As the market has dropped over the last few weeks, I’ve had several clients in the office tell me that they are very discouraged, and either want to quit contributing to their 401k or move their money to perceived safer investments in the account. After ten months of contributions, their account value is still right where it was in January, so why bother adding to the account? In dollar terms, that may be true. But, I’m always quick to point out, they own many more shares of the funds in their portfolio than they did at the beginning of the year. They are essentially buying those funds on sale, and when prices come back to former levels, their portfolio’s value will be better off than if the market had remained steady.
Imagine you are putting $100 per month into an investment that is worth $10 / share. Over the course of nine months, the price steadily rises $0.25 every month until September, when it reaches $12 / share. You would have invested $900 and have a value of $985.22. Not bad at all! That’s a 9.5% return in less than a year. See Chart 1 below for the numbers.
Now imagine that you started with the same investment, but instead of rising steadily over nine months, it dropped a dollar each month until April, when it hit $7 / share, and then rose steadily a dollar each month until, like the first investment, it reached $12 / share in September. You would have the same $900 investment, but the value would be $1,187.19. That’s a fantastic 20.8% return. By stomaching the downs and ups of a volatile investment, you outperformed the steady return fund by 11.3% despite both funds starting and ending at the same price.

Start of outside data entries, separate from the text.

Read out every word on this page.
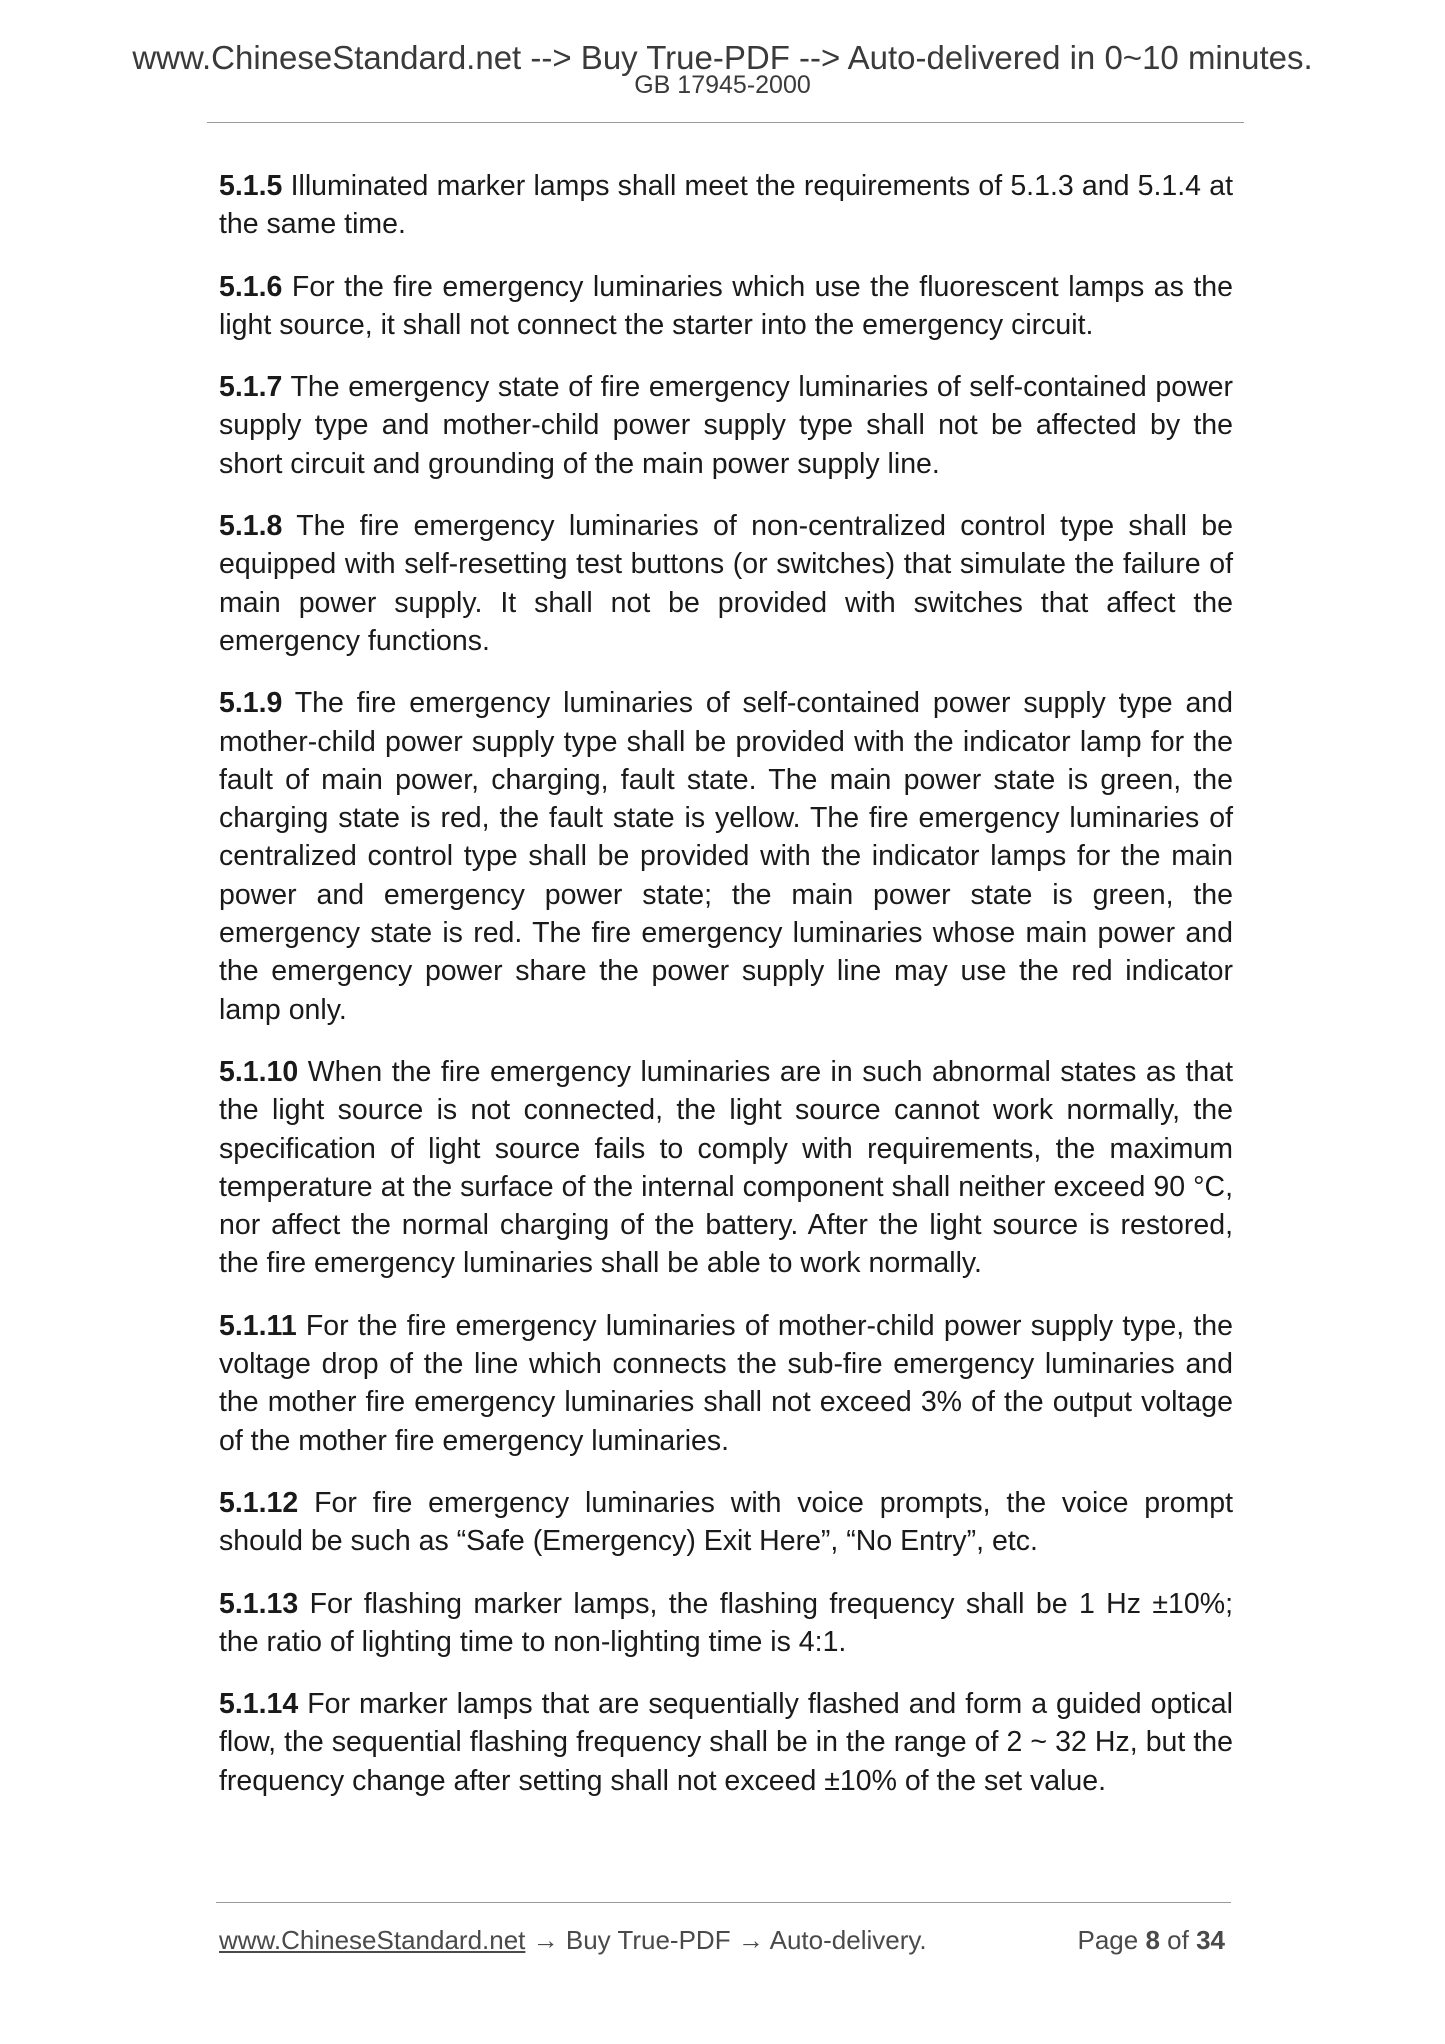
www.ChineseStandard.net --> Buy True-PDF --> Auto-delivered in 0~10 minutes.
GB 17945-2000

5.1.5 Illuminated marker lamps shall meet the requirements of 5.1.3 and 5.1.4 at the same time.

5.1.6 For the fire emergency luminaries which use the fluorescent lamps as the light source, it shall not connect the starter into the emergency circuit.

5.1.7 The emergency state of fire emergency luminaries of self-contained power supply type and mother-child power supply type shall not be affected by the short circuit and grounding of the main power supply line.

5.1.8 The fire emergency luminaries of non-centralized control type shall be equipped with self-resetting test buttons (or switches) that simulate the failure of main power supply. It shall not be provided with switches that affect the emergency functions.

5.1.9 The fire emergency luminaries of self-contained power supply type and mother-child power supply type shall be provided with the indicator lamp for the fault of main power, charging, fault state. The main power state is green, the charging state is red, the fault state is yellow. The fire emergency luminaries of centralized control type shall be provided with the indicator lamps for the main power and emergency power state; the main power state is green, the emergency state is red. The fire emergency luminaries whose main power and the emergency power share the power supply line may use the red indicator lamp only.

5.1.10 When the fire emergency luminaries are in such abnormal states as that the light source is not connected, the light source cannot work normally, the specification of light source fails to comply with requirements, the maximum temperature at the surface of the internal component shall neither exceed 90 °C, nor affect the normal charging of the battery. After the light source is restored, the fire emergency luminaries shall be able to work normally.

5.1.11 For the fire emergency luminaries of mother-child power supply type, the voltage drop of the line which connects the sub-fire emergency luminaries and the mother fire emergency luminaries shall not exceed 3% of the output voltage of the mother fire emergency luminaries.

5.1.12 For fire emergency luminaries with voice prompts, the voice prompt should be such as “Safe (Emergency) Exit Here”, “No Entry”, etc.

5.1.13 For flashing marker lamps, the flashing frequency shall be 1 Hz ±10%; the ratio of lighting time to non-lighting time is 4:1.

5.1.14 For marker lamps that are sequentially flashed and form a guided optical flow, the sequential flashing frequency shall be in the range of 2 ~ 32 Hz, but the frequency change after setting shall not exceed ±10% of the set value.

www.ChineseStandard.net → Buy True-PDF → Auto-delivery.	Page 8 of 34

There are two keys that make this work. The first is mathematical: When you continue buying shares of a fund that is declining, you are purchasing more of those shares each month than you would have bought had the price stayed constant or risen. When the fund then rises in price, the return on those shares compounds at a higher rate.
The second key is a bit less mathematical but fundamental to investing: You have to believe that the market, while in decline, will rise again and return to its old levels and beyond. It always has and will continue to do so, despite all the crazy turmoil in the world and whatever is pushing prices down currently. That turmoil, and worse, has always been there. If you are buying shares of appropriate funds in a well–thought–out portfolio, you are buying valuable merchandise at sale prices when the market declines.